My Engineering Internship Experience at Pocket Gems

Pocket Gems
Pocket Gems Tech Blog
5 min readNov 13, 2020

by former PG Intern, Alejandro Rodriguez

One frantic morning in Texas, over 1,500 miles away from San Francisco, I was frantically trying on different pants to find the right mixture of professional and casual. Once I was finally satisfied with my choice, I joined my first meeting only to realize that no one could even see my pants over a webcam anyway. That was how I started the first day of my remote internship at Pocket Gems.

Onboarding

Imagine you’re already drowning in documentation and confusion, miserably isolated in your struggle as the newbie, then someone sends you a bug ticket. I feared that was exactly how my onboarding would go. Fortunately, that couldn’t be further from what actually happened.

My onboarding experience with my team on “War Dragons” started off very welcoming. I joined my first morning meeting and everyone warmly introduced themselves. They went from a void of names and faces on my screen to real people I could connect with. I was still nervous as I completed my first few bug tickets because I felt they would determine how the entire internship would go. I immediately had to deal with systems that neither I nor my mentor was very familiar with. I was glad, however, that it gave me the opportunity to learn from the familiar faces of our morning meetings. With their help and advanced knowledge, I got my first taste of what it meant to work on a real software development team.

I still remember typing out that first Slack message to one of my teammates on “War Dragons” for help. I was worried that I was asking an obvious question or that I would be wasting someone’s time. I probably typed out and deleted a short novel’s worth of text before ending up with a two-sentence summary of the topic and finally hitting send. I was prepared to linger in the dread that came with waiting for a response, but my teammate answered almost immediately. They cleared up my confusion and pointed me in the direction of what sorts of things I should look into. To my relief, they also welcomed me to reach out again if I needed anything else. That was one of the most important moments of my internship because it was when I stopped feeling like an outsider looking in and started feeling like I was just a member of the team.

The Feature

During my internship, my main focus was on implementing a more detailed restrictions system for building placement in “War Dragons.” The feature was primarily focused on giving designers a way to restrict player building placement by “regions.” The end result being that designers could allow players to build more of the game’s strongest towers without breaking the game’s balance. Since I was the engineer who would create and implement the feature, I was able to provide a ton of input on how the feature should behave. I even pulled a couple of our systems together into the feature so that the older systems would run faster and be easier to debug.

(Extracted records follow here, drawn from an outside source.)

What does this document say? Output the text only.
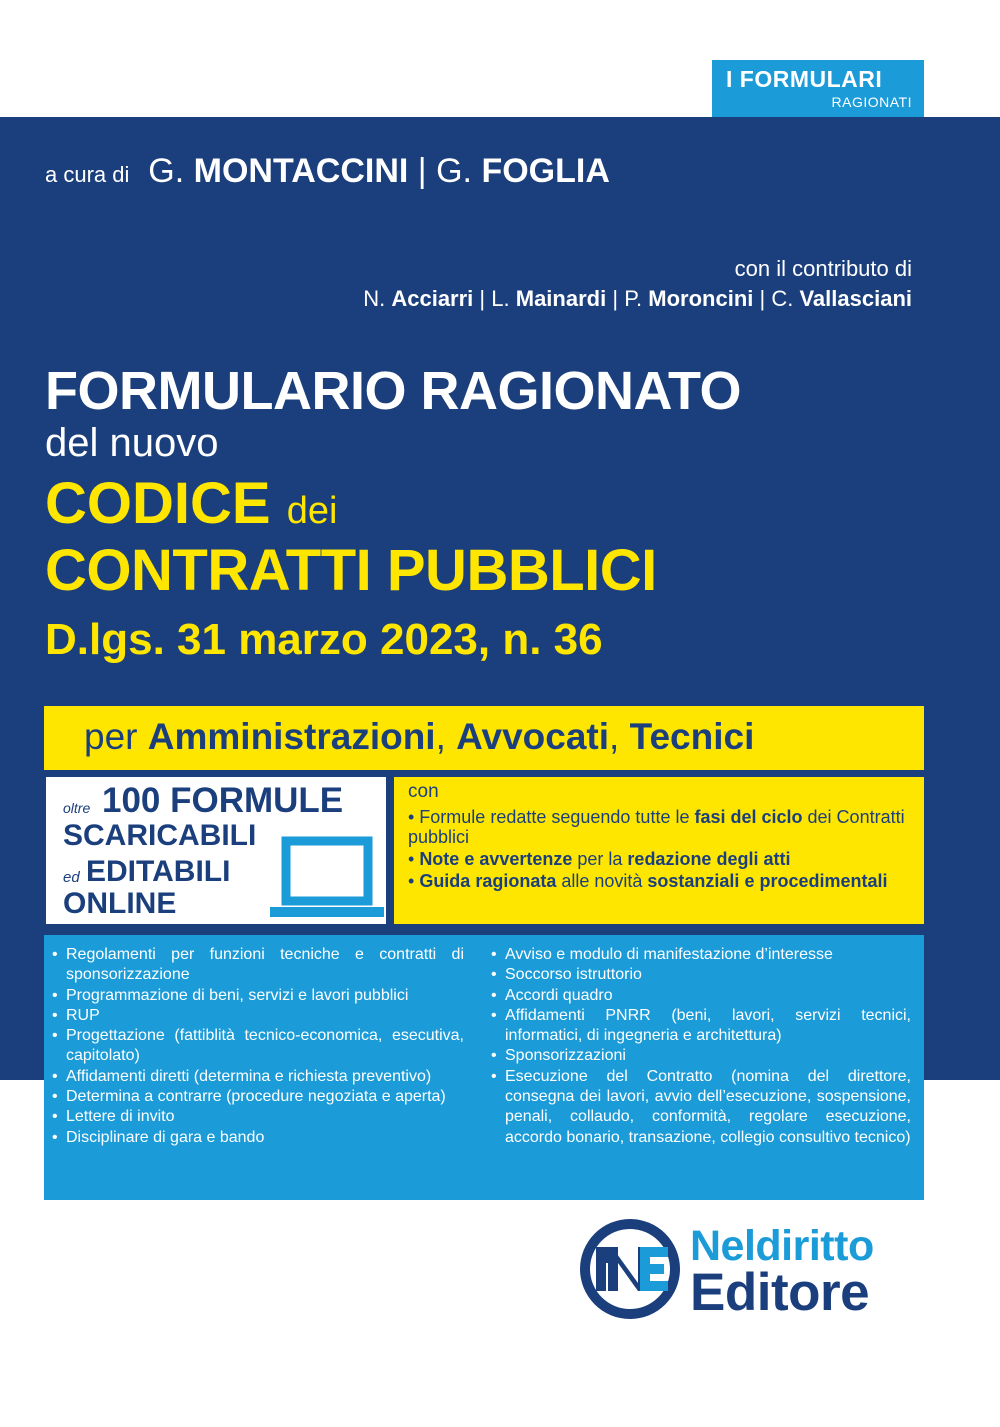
I FORMULARI
RAGIONATI
a cura di G. MONTACCINI | G. FOGLIA
con il contributo di
N. Acciarri | L. Mainardi | P. Moroncini | C. Vallasciani
FORMULARIO RAGIONATO
del nuovo
CODICE dei
CONTRATTI PUBBLICI
D.lgs. 31 marzo 2023, n. 36
per Amministrazioni, Avvocati, Tecnici
oltre 100 FORMULE
SCARICABILI
ed EDITABILI
ONLINE
con
• Formule redatte seguendo tutte le fasi del ciclo dei Contratti pubblici
• Note e avvertenze per la redazione degli atti
• Guida ragionata alle novità sostanziali e procedimentali
• Regolamenti per funzioni tecniche e contratti di sponsorizzazione
• Programmazione di beni, servizi e lavori pubblici
• RUP
• Progettazione (fattiblità tecnico-economica, esecutiva, capitolato)
• Affidamenti diretti (determina e richiesta preventivo)
• Determina a contrarre (procedure negoziata e aperta)
• Lettere di invito
• Disciplinare di gara e bando
• Avviso e modulo di manifestazione d’interesse
• Soccorso istruttorio
• Accordi quadro
• Affidamenti PNRR (beni, lavori, servizi tecnici, informatici, di ingegneria e architettura)
• Sponsorizzazioni
• Esecuzione del Contratto (nomina del direttore, consegna dei lavori, avvio dell’esecuzione, sospensione, penali, collaudo, conformità, regolare esecuzione, accordo bonario, transazione, collegio consultivo tecnico)
Neldiritto
Editore
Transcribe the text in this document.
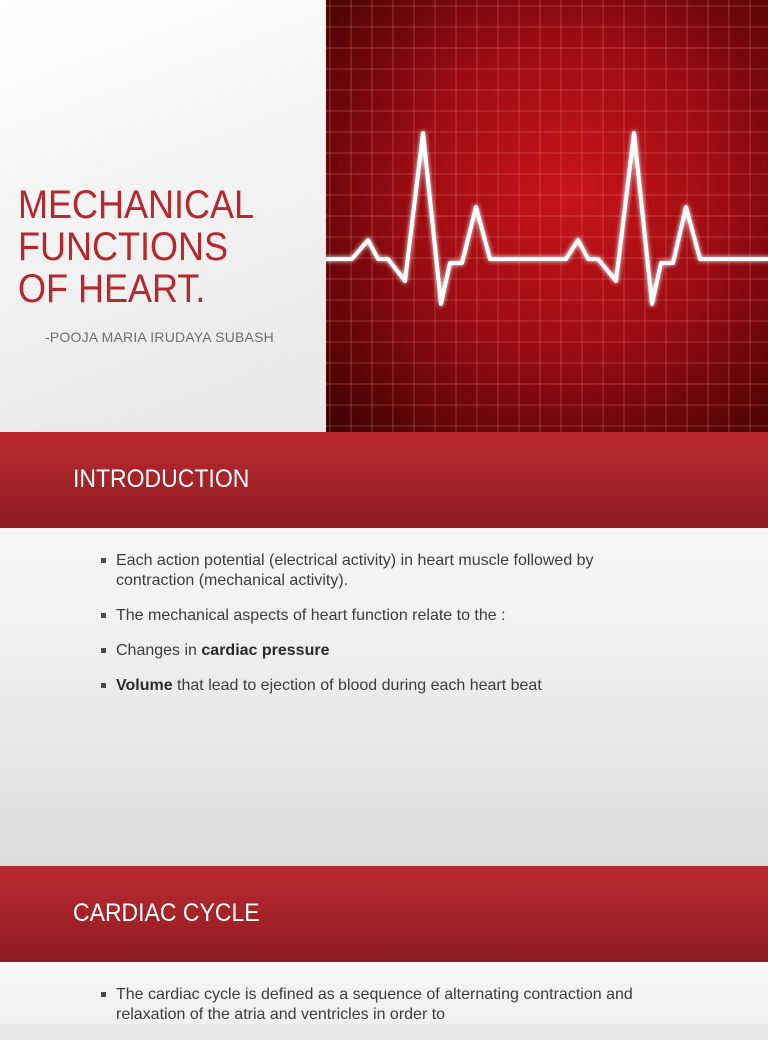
MECHANICAL
FUNCTIONS
OF HEART.
-POOJA MARIA IRUDAYA SUBASH
INTRODUCTION
Each action potential (electrical activity) in heart muscle followed by contraction (mechanical activity).
The mechanical aspects of heart function relate to the :
Changes in cardiac pressure
Volume that lead to ejection of blood during each heart beat
CARDIAC CYCLE
The cardiac cycle is defined as a sequence of alternating contraction and relaxation of the atria and ventricles in order to
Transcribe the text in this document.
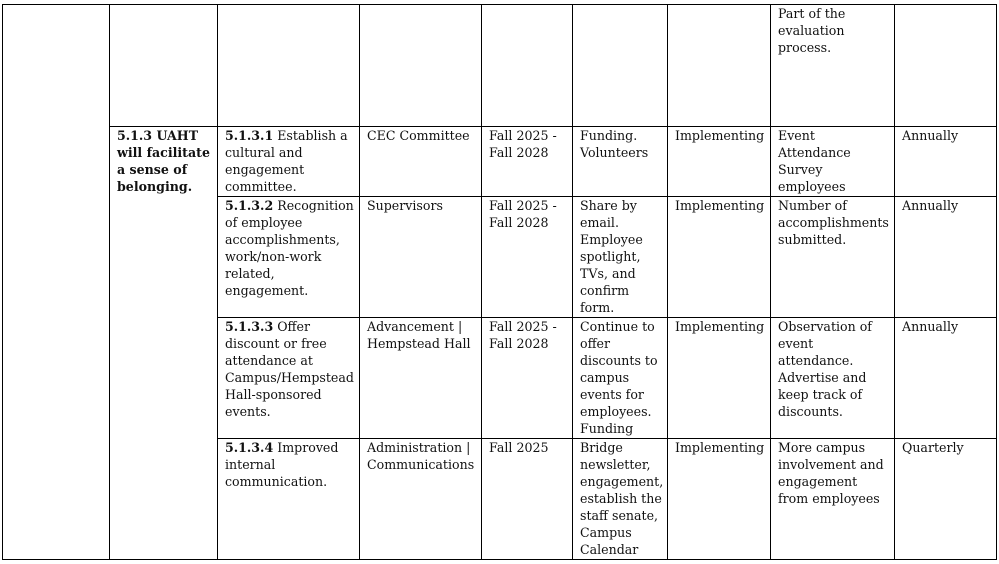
							Part of the evaluation process.	
	5.1.3 UAHT will facilitate a sense of belonging.	5.1.3.1 Establish a cultural and engagement committee.	CEC Committee	Fall 2025 - Fall 2028	Funding. Volunteers	Implementing	Event Attendance Survey employees	Annually
		5.1.3.2 Recognition of employee accomplishments, work/non-work related, engagement.	Supervisors	Fall 2025 - Fall 2028	Share by email. Employee spotlight, TVs, and confirm form.	Implementing	Number of accomplishments submitted.	Annually
		5.1.3.3 Offer discount or free attendance at Campus/Hempstead Hall-sponsored events.	Advancement | Hempstead Hall	Fall 2025 - Fall 2028	Continue to offer discounts to campus events for employees. Funding	Implementing	Observation of event attendance. Advertise and keep track of discounts.	Annually
		5.1.3.4 Improved internal communication.	Administration | Communications	Fall 2025	Bridge newsletter, engagement, establish the staff senate, Campus Calendar	Implementing	More campus involvement and engagement from employees	Quarterly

My biggest takeaway from the course of development was something that I’d never been taught in college: There is no such thing as a perfect design. The original technical design I proposed for the feature was the biggest example of that. It was very large, robust, and probably could have been expanded to include every building placement restriction feature under the sun. As my mentor pointed out to me, however, it would have been hard to build, even harder to debug, and almost impossible to fully test. Through feedback from my mentor and the team, I realized that I was designing the feature as though it existed all by itself. I had proposed a design that would have been an A+ answer to a hypothetical exam question, making it the equivalent of buying an IBM supercomputer just for typing up emails. It simply wasn’t practical for our needs. So, I built my second design, which is the current version in “War Dragons,” to fit our goals much better. It was simpler and allowed for a more straightforward testing methodology. Since we saved so much time on the implementation and testing, we were able to also improve the UI to help make the player’s experience with the feature even better.

Planning

Since this feature ended up being fairly large and would be used several times per play session for many players, it was important for its release to be completely smooth. After touching base with our QA lead so I could fully understand their goals and needs for testing, I realized how imperative communication between disciplines is. As soon as the feature was partially implemented, we started testing to catch any issues that may have come up later when they would be more difficult to fix.

Since we started testing so early and my internship was remote, there wasn’t really a set routine for keeping the whole team in the loop throughout development. To make things more transparent, I shared every major update or change in a Slack channel with the QA Lead, the lead PM, the designer, and my mentor. By unifying our communications, the QA lead knew what needed to be tested or retested, the PM kept up with the feature’s direction, and the designer could chime in with what they needed clarified. With every person having full clarity during the feature’s implementation and testing, we were able to catch any potential problems before they even had a chance to impact development.

Retrospective

By the end of my internship at Pocket Gems, it felt like either one year or 10 years had gone by. I couldn’t fathom that I had met so many people, worked on so much, and gained such knowledge only in 10 short weeks. When I first began, my only experience was with small teams in my college classes. The internship gave me a chance to learn on my feet. Now, I understand the importance of communication not just with other engineers, but with all other disciplines as well. I recognize that accepting feedback and considering where other’s perspectives come from are important for my growth. In retrospect, there are a few things I would have done differently in my internship, but even that shows how much I’ve changed for the better thanks to Pocket Gems.